Evet. Yani, insanlık için, insan kardeşlerimiz için hakiki bir endişe taşıyarak bunu başarabiliriz. Günümüz toplumunda insanlar duyarsızlaşıyor, herkes kendi çapında bir ada haline geliyor. Birbirimizi işitmez hale geliyoruz. Bu durumun panzehiri, gönlümüzü diğerine açmaktır, diğerini değiştirmeye çalışmadan, onu adam etmeye çalışmadan, onu olduğu gibi kabul ederek dinleme ahlâkına sahip olmaktır. Ondan birşeyler öğrenebilecek olmaya hazır olmaya hazır olmaktır. Bunları yapabileceksek, zaten dünya daha güllük gülistanlık bir yer olur diye düşünüyorum.
Düşenlerin elinden tutan bir toplum yapımız yok. Modern medeniyet, ‘Düşene bir tekme de sen vur!’ diye emreden bir düzeni dayatıyor.
Maneviyat, hayatın faniliğini yüzümüze çarparak gelip geçici olan bu dünyada mülk edinemeyeceğimizi hissettirir bize. Bizler de, gelip geçici olan basit şeyler için dertlenmememiz gerektiğini anlarız.
Hepimiz benliklerimizden daha büyük, bizi aşan, bizimle birlikte solup gitmeyecek bir hedefin ve ülkünün aracılarıyız.
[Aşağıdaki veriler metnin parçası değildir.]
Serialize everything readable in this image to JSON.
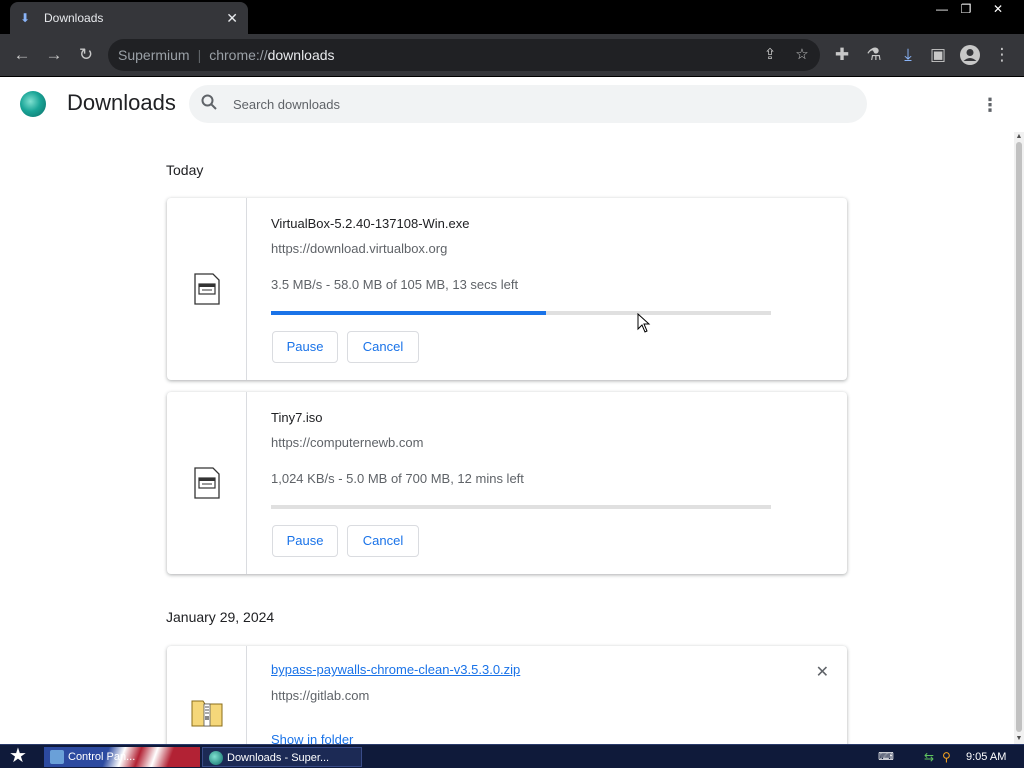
{
  "window": {
    "tab_title": "Downloads",
    "min_label": "—",
    "restore_label": "❐",
    "close_label": "✕"
  },
  "toolbar": {
    "omnibox_scheme": "Supermium",
    "omnibox_separator": "|",
    "omnibox_url_prefix": "chrome://",
    "omnibox_url_host": "downloads"
  },
  "page": {
    "title": "Downloads",
    "search_placeholder": "Search downloads"
  },
  "groups": [
    {
      "date": "Today",
      "items": [
        {
          "name": "VirtualBox-5.2.40-137108-Win.exe",
          "url": "https://download.virtualbox.org",
          "status": "3.5 MB/s - 58.0 MB of 105 MB, 13 secs left",
          "progress_percent": 55,
          "pause_label": "Pause",
          "cancel_label": "Cancel"
        },
        {
          "name": "Tiny7.iso",
          "url": "https://computernewb.com",
          "status": "1,024 KB/s - 5.0 MB of 700 MB, 12 mins left",
          "progress_percent": 0,
          "pause_label": "Pause",
          "cancel_label": "Cancel"
        }
      ]
    },
    {
      "date": "January 29, 2024",
      "items": [
        {
          "name": "bypass-paywalls-chrome-clean-v3.5.3.0.zip",
          "url": "https://gitlab.com",
          "show_in_folder_label": "Show in folder"
        }
      ]
    }
  ],
  "taskbar": {
    "task1_label": "Control Pan...",
    "task2_label": "Downloads - Super...",
    "clock": "9:05 AM"
  },
  "colors": {
    "accent": "#1a73e8",
    "toolbar_bg": "#35363a",
    "tabstrip_bg": "#000000"
  }
}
Bu bir yolculuktur ama 'inayet üzere olanlar kaybolmaz.
Antidepresanlara duyduğumuz ihtiyaçları yok etmeliyiz. Bunu ise; anne babalığın hakkını vererek, dostumuzun yarasına merhem olacak şekilde dostluk ederek, sıkıntılı, ve yoksul birini gördüğümüzde, ona hemen elimizi uzatarak başarabiliriz.